Nein, diesen Schluss kann man keinesfalls ziehen: Die Ausbildung der Turnusärzte ist alles andere als optimal. Bereits im Jahr 2000 wurde von der Ärztekammer ein Turnustätigkeitsprofil erstellt, das die Aufgabenteilung zwischen Ärzten und nicht medizinischem Personal regelt. Leider ist dieses Papier nur eine Empfehlung und kein Gesetz! Mit einer verbindlichen gesetzlichen Regelung könnte man die vielfach immer noch geübte Praxis ändern, dass Turnusärzte in einem Großteil ihrer Dienstzeit für nichtmedizinische Tätigkeiten wie Pflege und Dokumentation eingesetzt werden und damit wenig bis zu wenig Gelegenheit zum Kontakt mit Patienten haben. Ich möchte ausdrücklich anerkennen, dass immer mehr Spitäler von sich aus bemüht sind, die Bedingungen für die jungen Kollegen zu verbessern. Das ist positiv, ich wünsche mir aber, dass gesetzlich verhindert wird, dass Turnusärzte als flexibel gehandhabte Personalreserve dienen müssen, denn da bleibt ihnen zu wenig Zeit für die Ausbildung. In einem solchen Gesetz müssten dann auch Regelungen für die ausbildenden Ärzte geschaffen werden, denen genügend Zeit für ihre Lehrtätigkeit zur Verfügung stehen muss.

Verbesserungen sind offensichtlich dringend notwendig. Unter diesen Umständen überrascht es ein wenig, dass sich die Turnusärzte – vor allem angehende Fachärztinnen und Fachärzte in der Anfangsphase der Ausbildung – bei einer IFES-Umfrage mit ihrem Beruf sehr zufrieden zeigen.

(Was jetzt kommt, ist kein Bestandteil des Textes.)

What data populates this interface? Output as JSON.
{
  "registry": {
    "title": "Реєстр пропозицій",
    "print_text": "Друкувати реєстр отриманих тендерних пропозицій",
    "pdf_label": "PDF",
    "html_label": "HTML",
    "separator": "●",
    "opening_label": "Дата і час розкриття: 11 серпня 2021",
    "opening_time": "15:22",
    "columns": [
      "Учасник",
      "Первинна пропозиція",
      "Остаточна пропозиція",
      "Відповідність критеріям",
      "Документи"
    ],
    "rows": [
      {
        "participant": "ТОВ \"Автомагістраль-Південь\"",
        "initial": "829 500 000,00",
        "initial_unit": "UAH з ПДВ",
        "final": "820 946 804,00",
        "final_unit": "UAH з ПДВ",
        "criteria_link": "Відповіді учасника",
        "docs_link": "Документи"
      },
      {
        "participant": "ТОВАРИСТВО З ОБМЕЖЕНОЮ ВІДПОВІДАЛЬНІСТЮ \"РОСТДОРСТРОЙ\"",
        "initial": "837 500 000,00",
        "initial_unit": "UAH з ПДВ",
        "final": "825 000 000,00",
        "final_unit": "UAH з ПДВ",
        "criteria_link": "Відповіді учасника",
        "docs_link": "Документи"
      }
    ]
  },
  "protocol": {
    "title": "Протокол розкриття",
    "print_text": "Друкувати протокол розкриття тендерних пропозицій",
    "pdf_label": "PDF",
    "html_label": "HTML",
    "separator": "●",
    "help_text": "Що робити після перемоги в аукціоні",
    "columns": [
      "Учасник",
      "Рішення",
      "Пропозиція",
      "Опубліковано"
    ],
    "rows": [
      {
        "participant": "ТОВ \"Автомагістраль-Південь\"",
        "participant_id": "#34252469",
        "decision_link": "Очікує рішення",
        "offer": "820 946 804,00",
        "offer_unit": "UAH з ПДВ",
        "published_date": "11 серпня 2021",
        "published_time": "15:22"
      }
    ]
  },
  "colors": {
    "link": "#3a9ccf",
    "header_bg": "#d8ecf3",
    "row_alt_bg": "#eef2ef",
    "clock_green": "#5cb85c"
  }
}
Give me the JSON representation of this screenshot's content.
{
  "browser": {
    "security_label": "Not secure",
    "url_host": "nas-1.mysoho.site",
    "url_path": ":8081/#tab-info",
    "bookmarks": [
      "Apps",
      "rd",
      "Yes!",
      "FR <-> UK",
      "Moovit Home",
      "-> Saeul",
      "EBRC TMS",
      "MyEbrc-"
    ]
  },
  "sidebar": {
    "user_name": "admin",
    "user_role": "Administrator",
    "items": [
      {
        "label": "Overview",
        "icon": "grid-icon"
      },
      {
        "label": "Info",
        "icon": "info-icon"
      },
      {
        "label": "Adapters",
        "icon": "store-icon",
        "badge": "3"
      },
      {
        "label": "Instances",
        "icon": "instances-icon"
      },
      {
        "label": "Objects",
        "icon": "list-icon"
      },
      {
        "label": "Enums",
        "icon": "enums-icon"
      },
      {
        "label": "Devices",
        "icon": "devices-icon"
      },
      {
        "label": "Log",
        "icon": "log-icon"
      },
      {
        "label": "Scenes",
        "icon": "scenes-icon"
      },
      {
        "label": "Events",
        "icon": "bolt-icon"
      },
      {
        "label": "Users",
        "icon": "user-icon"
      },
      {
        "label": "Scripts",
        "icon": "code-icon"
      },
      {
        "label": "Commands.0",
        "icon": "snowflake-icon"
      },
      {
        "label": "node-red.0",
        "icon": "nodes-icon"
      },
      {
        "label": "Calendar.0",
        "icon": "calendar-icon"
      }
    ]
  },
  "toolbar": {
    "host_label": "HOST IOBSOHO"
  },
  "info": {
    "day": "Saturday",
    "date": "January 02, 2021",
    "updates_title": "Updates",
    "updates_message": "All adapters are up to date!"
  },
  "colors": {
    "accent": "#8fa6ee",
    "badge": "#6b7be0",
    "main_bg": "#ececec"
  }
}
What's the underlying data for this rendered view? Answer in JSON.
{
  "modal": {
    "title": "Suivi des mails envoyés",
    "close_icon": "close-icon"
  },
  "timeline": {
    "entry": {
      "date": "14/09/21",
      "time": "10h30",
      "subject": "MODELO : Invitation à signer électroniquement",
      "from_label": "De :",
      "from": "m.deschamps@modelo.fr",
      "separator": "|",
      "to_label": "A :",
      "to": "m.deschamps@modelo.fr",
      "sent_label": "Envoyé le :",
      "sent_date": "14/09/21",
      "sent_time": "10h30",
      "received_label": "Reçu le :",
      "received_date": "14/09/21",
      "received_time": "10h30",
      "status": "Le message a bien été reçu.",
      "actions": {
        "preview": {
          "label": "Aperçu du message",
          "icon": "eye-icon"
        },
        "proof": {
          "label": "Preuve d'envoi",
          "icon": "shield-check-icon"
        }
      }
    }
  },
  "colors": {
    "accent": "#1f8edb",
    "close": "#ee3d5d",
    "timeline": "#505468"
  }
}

Ich glaube, da muss man differenzieren. Tatsächlich gibt es bei Turnusärzten wie bei allen Medizinern immer wieder Erfolgserlebnisse. Die Freude und Dankbarkeit der Patienten entschädigt für vieles und in dieser Situation sind alle froh, dass sie den ärztlichen Beruf gewählt haben. Man muss aber auch die andere Seite sehen, den Alltag im Spital, wo jeder kämpft, damit er seinen Idealismus nicht verliert. Viele Turnusärzte leiden unter den überlangen Arbeitszeiten. Ein Drittel arbeitet bis zu 76 Stunden in der Woche; die Ärzte sind dementsprechend übermüdet. Dazu kommt, dass die Arbeitsbedingungen immer schlechter werden. Die Zahl der Patienten steigt, aber das wirkt sich nicht in gleichem Maß in einer Ausweitung der Stellenpläne aus, damit steigt die Belastung für alle, die im Gesundheitssystem und speziell in den Spitälern tätig sind. Und man muss auch offen ansprechen, dass viele Turnusärzte das Gefühl haben, in das Geschehen in der Klinik nicht voll eingebunden zu sein. Manche fühlen sich regelrecht als Außenseiter, die sich oft kaum gegen das alteingesessene nichtmedizinische Personal behaupten können. Das ist demotivierend. Würde man die jungen Kollegen in einer derartigen Stimmung befragen, kämen mit hoher Wahrscheinlichkeit deprimierende Umfragewerte heraus. Tatsächlich zeigt die aktuelle IFES-Umfrage, dass die Zufriedenheit vor allem am Beginn des Turnus groß ist, während die letzte Ausbildungsphase eine sehr kritische ist. Wenn es darum geht, den Übergang in den Beruf zu schaffen, entsteht sehr viel Frustration und Resignation. Viele zweifeln, ob sie den richtigen Weg gewählt haben, weil sie ihre Illusionen verloren haben. Sicher: Wir können mit unserem Beruf zufrieden sein und die meisten sind es auch – aber Verbesserungen sind immer wieder möglich und dringend erbeten!